This code utilizes Open AI GPT, Langchain, Redis Cache, OpenSearch and Unstructured to fetch content from URLs, sitemap, PDF, Powerpoint, Notion doc and images to create embeddings/vectors and save them in a local OpenSearch database. The created collections can then be used with GPT to answer questions.
You need Node.js 18+ to run this code. You can download it here: https://nodejs.org/en/download/
First, copy the .env
file and set up required environment variables.
cp .env.example .env
To create the containers, install the required dependencies and launch the server, run:
yarn build
This should create the following containers: ✔ Container redis (cache) ✔ Container unstructured (handle images, ppt, text, markdown) ✔ Container opensearch (search engine) ✔ Container opensearch-dashboards (search engine dashboard)

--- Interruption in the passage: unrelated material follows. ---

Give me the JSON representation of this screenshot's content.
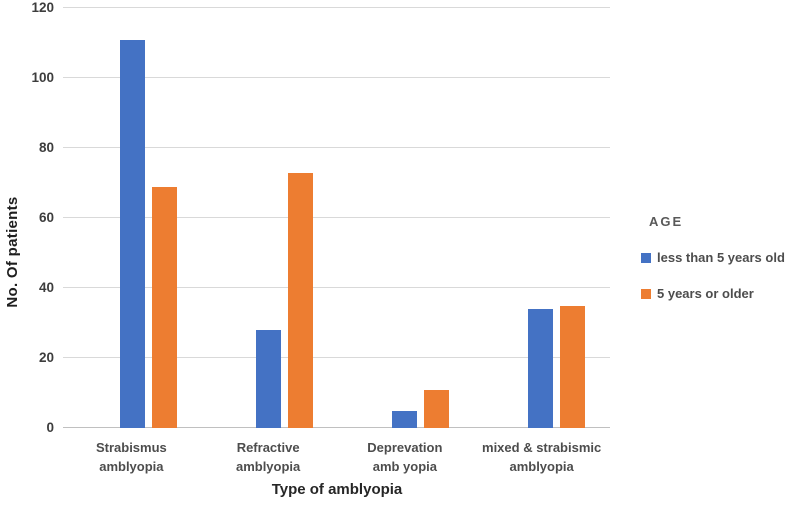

OpenSearch dashboard can be accessed at http://localhost:5601
Install dependencies and start the server (app.js)
The server will listen on the port specified in the .env
file (default is 3000).
GET /api/health
200 OK
on success
{
"success": true,
"message": "Server is healthy"
}
GET /api/clearcache
200 OK
on success
{
"success": true,
"message": "Cache cleared"
}
POST /api/add
{
"url": "https://www.example.com/sitemap.xml", //* url of the sitemap
"collection": "collection_name", //* name of the collection to populate
"filter": "filter", // default to null - use to filter URL with this string (ex. "/blog/")
"limit": 10, // default to null
"chunkSize": 2000, // default to 2000
"chunkOverlap": 250, // default to 250
"sleep": 0 // For sitemap, time to wait between each URLs
}
200 OK
on success
{
"response": "added",
"collection": "collection_name"
}
DELETE /api/collection
{
"collection": "collection_name", //* name of the collection to delete
}
200 OK
on success
{
"success": true,
"message": "{collection_name} has been deleted"
}
POST /api/live
{
"url": "https://www.example.com", //* url of the webpage
"question": "Your question", //* the question to ask
"temperature": 0 // default to 0
}
200 OK
on success
{
"response": "response_text"
}
POST /api/question
{
"question": "your question", //* the question to ask
"collection": "collection_name", //* name of the collection to search
"model": "model_name", // default to gpt-3.5-turbo
"k": 3, // default to 3 (max number of results to use)
"temperature": 0, // default to 0
"max_tokens": 400 // default to 400
}
200 OK
on success
{
"response": "response_text",
"sources": ["source1", "source2"]
}
To allow access to the app externally using the port set in the .env
file, you can use ngrok. Follow the steps below:
- Install ngrok: https://ngrok.com/download
- Run
ngrok http <port>
in your terminal (replace<port>
with the port set in your.env
file) - Copy the ngrok URL generated by the command and use it in your Voiceflow Assistant API step.
This can be handy if you want to quickly test this in an API step within your Voiceflow Assistant.